Lonnie Walker IV said all of the right things during his introductory press conference on Wednesday, telling Lakers fans exactly what they wanted to hear. Asked about how he fits into the Lakers’ — albeit barren — roster, Walker immediately pointed to the defensive side of the court as to where his focus will be.
“I see my skill set fitting perfectly,” Walker said. “I’m here to do whatever I need to do in order for the team to win…I’m coming here to play defense. Play the best I can, play the hardest I can and let the game speak for itself.
“Defensively, I’m here to do what I do. Whoever you want me to guard, whenever it’s time for me to make some stops, that’s what I”m here for.”
That’s exactly what the Lakers should want Walker, the lone player they signed this offseason to a non-minimum deal, to say. The problem is... uhh... he has been rather bad defensively. Like, really bad.
Walker has all the physical tools of a good defender. He’s listed at 6’4”, but has a wingspan of 6’10” that would allow him to guard up a position. He stated on Wednesday that he’s up to about 215 pounds, and has in the past proven capable of incredible feats of athleticism.
Then you start looking at the stats and, well, they’re rough.
ESPN’s Real Plus-Minus (RPM) ranked Walker 119th out of 123 shooting guards last season in defensive RPM. Walker had the third-worst individual defensive net rating on the Spurs last year and the team was 1.5 points per 100 possessions better defensively with him off the floor rather than on it.

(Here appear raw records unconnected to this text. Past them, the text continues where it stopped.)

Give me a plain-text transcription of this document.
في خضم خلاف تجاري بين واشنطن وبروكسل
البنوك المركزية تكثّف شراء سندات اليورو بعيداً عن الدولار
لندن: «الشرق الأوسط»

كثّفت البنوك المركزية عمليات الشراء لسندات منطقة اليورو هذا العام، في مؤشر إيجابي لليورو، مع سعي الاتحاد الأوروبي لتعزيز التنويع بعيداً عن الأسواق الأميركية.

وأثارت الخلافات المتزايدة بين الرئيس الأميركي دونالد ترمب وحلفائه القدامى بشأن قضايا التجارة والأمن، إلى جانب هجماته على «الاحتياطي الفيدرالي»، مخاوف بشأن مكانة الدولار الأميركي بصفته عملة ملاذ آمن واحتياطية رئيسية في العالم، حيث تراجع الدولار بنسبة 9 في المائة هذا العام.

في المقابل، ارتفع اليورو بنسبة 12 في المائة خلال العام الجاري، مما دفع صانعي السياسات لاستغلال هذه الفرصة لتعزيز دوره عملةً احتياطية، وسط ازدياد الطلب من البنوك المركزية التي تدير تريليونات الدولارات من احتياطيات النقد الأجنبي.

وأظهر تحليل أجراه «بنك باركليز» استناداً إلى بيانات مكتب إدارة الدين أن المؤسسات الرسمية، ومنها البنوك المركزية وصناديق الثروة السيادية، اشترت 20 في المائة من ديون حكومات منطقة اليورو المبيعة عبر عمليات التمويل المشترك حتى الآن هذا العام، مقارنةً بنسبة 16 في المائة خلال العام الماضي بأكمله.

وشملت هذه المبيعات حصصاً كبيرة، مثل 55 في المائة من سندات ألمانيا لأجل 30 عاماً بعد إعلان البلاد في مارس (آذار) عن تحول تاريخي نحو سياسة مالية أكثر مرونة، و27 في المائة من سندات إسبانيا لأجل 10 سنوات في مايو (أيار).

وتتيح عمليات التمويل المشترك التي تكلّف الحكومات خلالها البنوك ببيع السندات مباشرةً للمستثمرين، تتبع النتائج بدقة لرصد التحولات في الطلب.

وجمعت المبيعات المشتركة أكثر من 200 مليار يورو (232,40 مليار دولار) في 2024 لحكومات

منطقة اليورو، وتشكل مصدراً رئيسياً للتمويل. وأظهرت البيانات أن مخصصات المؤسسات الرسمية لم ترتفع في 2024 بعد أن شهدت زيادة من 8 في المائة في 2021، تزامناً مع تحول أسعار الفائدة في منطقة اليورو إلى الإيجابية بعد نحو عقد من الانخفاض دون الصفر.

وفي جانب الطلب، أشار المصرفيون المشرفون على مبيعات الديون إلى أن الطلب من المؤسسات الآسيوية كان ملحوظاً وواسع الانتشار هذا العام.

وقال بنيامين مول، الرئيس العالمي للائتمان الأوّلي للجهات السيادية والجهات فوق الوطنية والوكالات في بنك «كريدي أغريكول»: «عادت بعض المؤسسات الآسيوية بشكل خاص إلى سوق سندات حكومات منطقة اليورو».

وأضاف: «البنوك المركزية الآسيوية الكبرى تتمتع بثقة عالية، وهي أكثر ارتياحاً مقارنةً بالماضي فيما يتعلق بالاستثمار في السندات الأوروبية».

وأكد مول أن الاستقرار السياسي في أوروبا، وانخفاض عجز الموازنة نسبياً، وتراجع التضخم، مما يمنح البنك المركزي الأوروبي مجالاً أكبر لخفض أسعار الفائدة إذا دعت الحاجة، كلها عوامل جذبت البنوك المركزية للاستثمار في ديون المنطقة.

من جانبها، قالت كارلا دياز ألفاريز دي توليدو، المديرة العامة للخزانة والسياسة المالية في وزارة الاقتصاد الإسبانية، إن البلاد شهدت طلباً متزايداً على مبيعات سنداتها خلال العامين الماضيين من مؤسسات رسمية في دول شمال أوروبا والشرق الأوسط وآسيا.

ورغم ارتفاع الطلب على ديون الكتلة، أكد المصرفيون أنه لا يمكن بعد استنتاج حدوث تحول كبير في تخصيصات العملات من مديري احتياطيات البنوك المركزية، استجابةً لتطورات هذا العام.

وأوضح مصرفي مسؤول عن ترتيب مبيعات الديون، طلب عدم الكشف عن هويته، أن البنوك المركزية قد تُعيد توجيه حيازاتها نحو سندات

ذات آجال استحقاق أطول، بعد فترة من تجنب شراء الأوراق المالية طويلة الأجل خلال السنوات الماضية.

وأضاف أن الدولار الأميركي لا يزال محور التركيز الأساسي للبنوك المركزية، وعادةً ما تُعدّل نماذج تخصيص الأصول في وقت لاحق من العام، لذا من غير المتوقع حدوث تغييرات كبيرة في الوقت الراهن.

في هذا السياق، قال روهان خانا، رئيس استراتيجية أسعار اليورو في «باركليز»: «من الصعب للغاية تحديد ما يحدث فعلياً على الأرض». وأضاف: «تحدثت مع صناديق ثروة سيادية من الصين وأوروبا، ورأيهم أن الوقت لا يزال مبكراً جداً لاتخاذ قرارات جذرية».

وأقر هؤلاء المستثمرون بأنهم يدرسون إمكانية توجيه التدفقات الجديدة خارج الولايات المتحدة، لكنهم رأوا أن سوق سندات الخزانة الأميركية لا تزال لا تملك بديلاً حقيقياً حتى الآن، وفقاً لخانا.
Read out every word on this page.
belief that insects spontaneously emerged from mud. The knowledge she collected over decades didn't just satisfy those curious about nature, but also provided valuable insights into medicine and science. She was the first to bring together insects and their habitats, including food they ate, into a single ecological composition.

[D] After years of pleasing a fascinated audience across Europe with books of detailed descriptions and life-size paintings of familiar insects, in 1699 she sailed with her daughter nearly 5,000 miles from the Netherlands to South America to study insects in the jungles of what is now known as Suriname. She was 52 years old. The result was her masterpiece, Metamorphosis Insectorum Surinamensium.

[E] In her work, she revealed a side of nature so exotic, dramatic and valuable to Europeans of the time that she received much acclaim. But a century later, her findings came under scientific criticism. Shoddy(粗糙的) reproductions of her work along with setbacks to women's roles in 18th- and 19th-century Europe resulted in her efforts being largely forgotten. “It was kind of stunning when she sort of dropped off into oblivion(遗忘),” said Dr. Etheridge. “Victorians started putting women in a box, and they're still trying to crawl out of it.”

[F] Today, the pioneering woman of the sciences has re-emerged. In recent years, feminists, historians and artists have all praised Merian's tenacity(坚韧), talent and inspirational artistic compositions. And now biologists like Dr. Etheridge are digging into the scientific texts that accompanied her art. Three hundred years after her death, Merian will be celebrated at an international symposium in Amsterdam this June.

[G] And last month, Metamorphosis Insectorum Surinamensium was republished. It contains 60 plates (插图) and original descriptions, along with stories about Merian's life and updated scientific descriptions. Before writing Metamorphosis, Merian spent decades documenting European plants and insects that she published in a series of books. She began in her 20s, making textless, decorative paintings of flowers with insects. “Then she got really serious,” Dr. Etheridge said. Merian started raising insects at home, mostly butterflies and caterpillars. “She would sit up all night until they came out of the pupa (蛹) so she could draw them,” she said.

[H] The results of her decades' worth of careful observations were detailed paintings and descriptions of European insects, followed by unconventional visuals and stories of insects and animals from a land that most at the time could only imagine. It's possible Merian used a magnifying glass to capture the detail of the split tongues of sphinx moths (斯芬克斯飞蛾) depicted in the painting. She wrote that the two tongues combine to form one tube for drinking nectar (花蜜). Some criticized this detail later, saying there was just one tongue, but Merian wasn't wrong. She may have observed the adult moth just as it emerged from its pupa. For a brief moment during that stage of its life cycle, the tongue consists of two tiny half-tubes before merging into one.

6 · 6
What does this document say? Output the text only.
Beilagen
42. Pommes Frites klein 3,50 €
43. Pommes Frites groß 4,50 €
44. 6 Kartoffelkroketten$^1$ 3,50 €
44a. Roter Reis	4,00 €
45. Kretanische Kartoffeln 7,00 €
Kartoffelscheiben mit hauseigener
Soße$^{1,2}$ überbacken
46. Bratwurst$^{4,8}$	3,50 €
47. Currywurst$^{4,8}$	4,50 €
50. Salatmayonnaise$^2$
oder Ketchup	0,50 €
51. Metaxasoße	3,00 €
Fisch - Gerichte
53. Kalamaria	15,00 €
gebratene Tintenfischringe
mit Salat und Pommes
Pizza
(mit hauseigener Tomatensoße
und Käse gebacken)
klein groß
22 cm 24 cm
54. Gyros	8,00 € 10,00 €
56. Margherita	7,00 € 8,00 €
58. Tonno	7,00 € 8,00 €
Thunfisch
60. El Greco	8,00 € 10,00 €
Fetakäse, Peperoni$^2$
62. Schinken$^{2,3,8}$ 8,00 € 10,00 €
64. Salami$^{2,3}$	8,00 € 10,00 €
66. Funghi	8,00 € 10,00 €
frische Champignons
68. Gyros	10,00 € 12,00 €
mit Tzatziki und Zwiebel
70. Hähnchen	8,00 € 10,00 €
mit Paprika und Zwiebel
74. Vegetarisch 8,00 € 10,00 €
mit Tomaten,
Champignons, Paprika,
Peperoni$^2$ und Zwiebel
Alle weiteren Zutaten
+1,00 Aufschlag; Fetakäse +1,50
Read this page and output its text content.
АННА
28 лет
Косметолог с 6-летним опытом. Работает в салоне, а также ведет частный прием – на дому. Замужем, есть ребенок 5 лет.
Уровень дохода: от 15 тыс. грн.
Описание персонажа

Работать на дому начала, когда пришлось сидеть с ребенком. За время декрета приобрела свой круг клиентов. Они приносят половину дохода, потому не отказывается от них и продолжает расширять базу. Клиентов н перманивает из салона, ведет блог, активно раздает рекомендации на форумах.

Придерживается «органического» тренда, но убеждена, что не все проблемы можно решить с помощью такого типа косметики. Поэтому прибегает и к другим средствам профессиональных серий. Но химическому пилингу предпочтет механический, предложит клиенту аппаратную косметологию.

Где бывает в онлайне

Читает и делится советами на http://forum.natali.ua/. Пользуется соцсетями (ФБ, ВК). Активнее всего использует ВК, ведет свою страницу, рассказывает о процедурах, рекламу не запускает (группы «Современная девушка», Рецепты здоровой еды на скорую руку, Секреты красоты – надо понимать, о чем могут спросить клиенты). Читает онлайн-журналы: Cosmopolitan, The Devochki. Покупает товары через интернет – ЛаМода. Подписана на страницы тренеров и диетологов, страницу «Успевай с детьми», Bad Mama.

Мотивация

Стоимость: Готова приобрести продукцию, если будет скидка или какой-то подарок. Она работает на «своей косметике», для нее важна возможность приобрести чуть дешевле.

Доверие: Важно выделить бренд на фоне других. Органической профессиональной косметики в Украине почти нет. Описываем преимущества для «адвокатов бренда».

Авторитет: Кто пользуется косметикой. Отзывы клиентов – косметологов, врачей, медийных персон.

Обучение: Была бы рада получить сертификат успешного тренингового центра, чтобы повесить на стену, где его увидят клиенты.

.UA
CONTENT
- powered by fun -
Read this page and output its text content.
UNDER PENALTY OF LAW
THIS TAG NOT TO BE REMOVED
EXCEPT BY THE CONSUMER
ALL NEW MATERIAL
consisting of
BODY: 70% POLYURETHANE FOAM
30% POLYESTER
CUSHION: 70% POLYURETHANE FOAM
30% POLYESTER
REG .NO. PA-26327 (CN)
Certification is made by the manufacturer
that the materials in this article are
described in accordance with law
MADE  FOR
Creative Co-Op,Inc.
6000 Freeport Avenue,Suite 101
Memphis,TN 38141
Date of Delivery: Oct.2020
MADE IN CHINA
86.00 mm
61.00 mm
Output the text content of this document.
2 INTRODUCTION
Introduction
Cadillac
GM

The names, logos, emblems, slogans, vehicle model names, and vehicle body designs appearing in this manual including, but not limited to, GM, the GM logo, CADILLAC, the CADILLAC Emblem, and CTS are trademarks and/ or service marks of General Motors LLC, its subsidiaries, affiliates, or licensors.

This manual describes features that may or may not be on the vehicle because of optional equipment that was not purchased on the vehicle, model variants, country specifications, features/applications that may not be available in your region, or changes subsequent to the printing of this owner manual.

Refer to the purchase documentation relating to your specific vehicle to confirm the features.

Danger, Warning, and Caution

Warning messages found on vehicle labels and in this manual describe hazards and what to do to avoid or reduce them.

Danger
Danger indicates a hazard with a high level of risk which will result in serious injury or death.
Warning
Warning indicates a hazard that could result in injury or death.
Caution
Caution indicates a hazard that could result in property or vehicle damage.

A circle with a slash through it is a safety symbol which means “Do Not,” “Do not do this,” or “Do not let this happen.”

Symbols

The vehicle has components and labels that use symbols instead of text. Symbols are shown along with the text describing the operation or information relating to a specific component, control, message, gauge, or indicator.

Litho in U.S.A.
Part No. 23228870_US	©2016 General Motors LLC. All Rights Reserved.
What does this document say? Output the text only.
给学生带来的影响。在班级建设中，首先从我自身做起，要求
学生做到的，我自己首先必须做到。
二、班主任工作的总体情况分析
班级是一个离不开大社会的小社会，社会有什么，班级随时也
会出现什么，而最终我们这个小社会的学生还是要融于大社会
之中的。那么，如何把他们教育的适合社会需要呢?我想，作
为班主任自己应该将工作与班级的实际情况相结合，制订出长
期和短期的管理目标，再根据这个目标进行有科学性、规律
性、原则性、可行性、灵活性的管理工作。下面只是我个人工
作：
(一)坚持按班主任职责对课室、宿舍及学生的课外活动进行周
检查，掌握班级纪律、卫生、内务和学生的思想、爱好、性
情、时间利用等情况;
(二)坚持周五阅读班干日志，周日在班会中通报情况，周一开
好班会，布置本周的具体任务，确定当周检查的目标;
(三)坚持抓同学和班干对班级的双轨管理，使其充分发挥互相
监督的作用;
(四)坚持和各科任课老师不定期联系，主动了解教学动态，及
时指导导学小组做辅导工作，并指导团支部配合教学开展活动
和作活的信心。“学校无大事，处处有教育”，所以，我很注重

It’s not a significantly poor figure, but it’s also one of the more generous numbers attached to his defense last season. His -1.3 defensive box plus-minus was second-worst on the Spurs among rotation players. Most defensive metrics suggest that the Spurs’ average defense was better with him off the floor last year.
Now, it should be noted that even for his struggles defensively last year, Walker probably would have been an improvement for the Lakers. Just from body type alone, Walker represents the type of player — an athletic wing — that the Lakers effectively did not have one of on their roster last season.
There could also be some value in a change of scenery for Walker. Despite being only 23 years old, the Spurs moved on from him as they enter a rebuild, one that he could have theoretically been a part of given his age. Walker’s status as a recent a castoff notwithstanding, the Lakers have had success empowering otherwise unwanted players in Los Angeles, with Malik Monk last year being the most recent example.
And even if Walker struggled defensively last year, Walker’s ebullient confidence on that end brings value in and of itself. He spoke of his ability to guard anywhere from the point guard to small forward position and the extra weight he put on could lead to him guarding some smaller fours.
“I’m ready for the physicality,” Walker said. “I’ve been preparing myself to guard multiple positions and just be mentally for that task.”
It’s encouraging to see someone so eager to play defense since that very attribute was sorely absent from much of the Lakers’ roster last season. Still, enthusiasm alone can’t slow down Kawhi Leonard, Paul George or any other wing the Lakers will match up against in the Western Conference this season. Walker and the Lakers both are going to need to make big strides in that department this offseason if they hope to rebuild a championship defense basically from scratch.